To my surprise, Walker looked embarrassed. “Oh, sorry. I didn’t mean to leave you standing. If you’ll step into my office, I’ll need you to sign a few papers, and then the keys are yours. I’m afraid the only money he left was to cover our fees and for your traveling expenses.”
He paused as if expecting me to question him.
I shrugged. I hadn’t expected anything, so Walker’s news wasn’t disappointing. The idea that I had the keys to something I owned, other than my van, was a foreign concept to me.
The lawyer glanced around the empty waiting area as if wishing for clients to appear. “Would you like me to drive you out? I could work it into my schedule.”
“No thanks. I’ve got a map.” Something in the way Walker stared at me gave me the creeps. Mixed signals were bouncing off him. I found myself thinking a little less of Uncle Jefferson for picking him to handle the will. If it’s possible to think less of someone you don’t know.
Walking to the van a few minutes later, I tried to forget about the lawyer. I had the keys. I could leave his problems in his office. They weren’t in my bag of worries.
“Did you notice?” Nana whispered. “That lawyer had wobble eyes.”
Laughing, I had to ask, “What are wobble eyes?” Nana thought she could tell anything from a person’s eyes and most of the time she was right. She told me once that she had Gypsy blood on her mother’s side and Gypsies are all born with a gift for something.
“The lawyer’s eyes wobbled between caring and disliking, maybe even hating. I’ve seen it before a few times in salesmen who used to come around. They’d do their talking, swearing they had one hand on the Bible, but the other would be trying to get into your pocket.” She sat back and crossed her arms. “I don’t like him.”
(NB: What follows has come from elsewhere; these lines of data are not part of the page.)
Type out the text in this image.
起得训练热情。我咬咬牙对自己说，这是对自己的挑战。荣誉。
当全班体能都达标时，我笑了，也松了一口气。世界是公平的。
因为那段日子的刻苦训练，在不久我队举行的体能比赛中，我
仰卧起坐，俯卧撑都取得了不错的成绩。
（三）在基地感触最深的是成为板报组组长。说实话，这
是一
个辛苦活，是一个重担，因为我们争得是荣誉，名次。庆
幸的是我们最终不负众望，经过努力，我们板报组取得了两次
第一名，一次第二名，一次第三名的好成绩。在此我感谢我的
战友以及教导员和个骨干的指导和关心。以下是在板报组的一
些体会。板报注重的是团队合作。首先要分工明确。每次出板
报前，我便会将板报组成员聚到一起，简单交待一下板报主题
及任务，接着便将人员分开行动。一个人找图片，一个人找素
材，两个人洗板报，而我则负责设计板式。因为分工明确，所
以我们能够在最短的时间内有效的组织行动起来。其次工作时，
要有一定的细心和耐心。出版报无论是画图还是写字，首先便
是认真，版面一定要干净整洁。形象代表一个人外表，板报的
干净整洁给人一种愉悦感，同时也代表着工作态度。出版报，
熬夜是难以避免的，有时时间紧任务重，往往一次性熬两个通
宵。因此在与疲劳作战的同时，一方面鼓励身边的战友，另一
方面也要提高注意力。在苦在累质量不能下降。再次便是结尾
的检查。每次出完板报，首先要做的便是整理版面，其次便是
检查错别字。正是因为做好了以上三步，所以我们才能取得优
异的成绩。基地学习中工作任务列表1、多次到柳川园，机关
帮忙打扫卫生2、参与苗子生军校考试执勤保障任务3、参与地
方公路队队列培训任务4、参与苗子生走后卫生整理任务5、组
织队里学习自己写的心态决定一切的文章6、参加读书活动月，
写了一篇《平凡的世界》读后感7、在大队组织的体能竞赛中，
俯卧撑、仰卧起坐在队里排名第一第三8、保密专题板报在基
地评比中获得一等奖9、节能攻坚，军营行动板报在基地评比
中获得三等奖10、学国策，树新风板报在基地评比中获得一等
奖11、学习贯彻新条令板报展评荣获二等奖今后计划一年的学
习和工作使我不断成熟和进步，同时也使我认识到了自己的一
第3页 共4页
And that was it, I knew. Nana wouldn’t be changing her mind. “Well,” I consoled, “we’ll probably never see him again.” Cross my heart, I almost added out loud. “We got the keys.”
We drove out of Lubbock, Texas, giggling. Keys! I had keys to my very own place. Some man I never knew, in a place where I’d never been, had left me a house I never even knew existed. Maybe he got my name mixed up with someone else. Maybe he met my mother and figured I was overdue for a break. Maybe he picked me out of the phone book.
It didn’t matter. I didn’t care. If the place was run down and in need of paint, we could fix it up, and what was left of the five thousand would keep us going until I found a job. I had half a degree and a ton of experience doing everything from retail to bookkeeping. I’d find something to keep food on the table. After all, we already had a roof.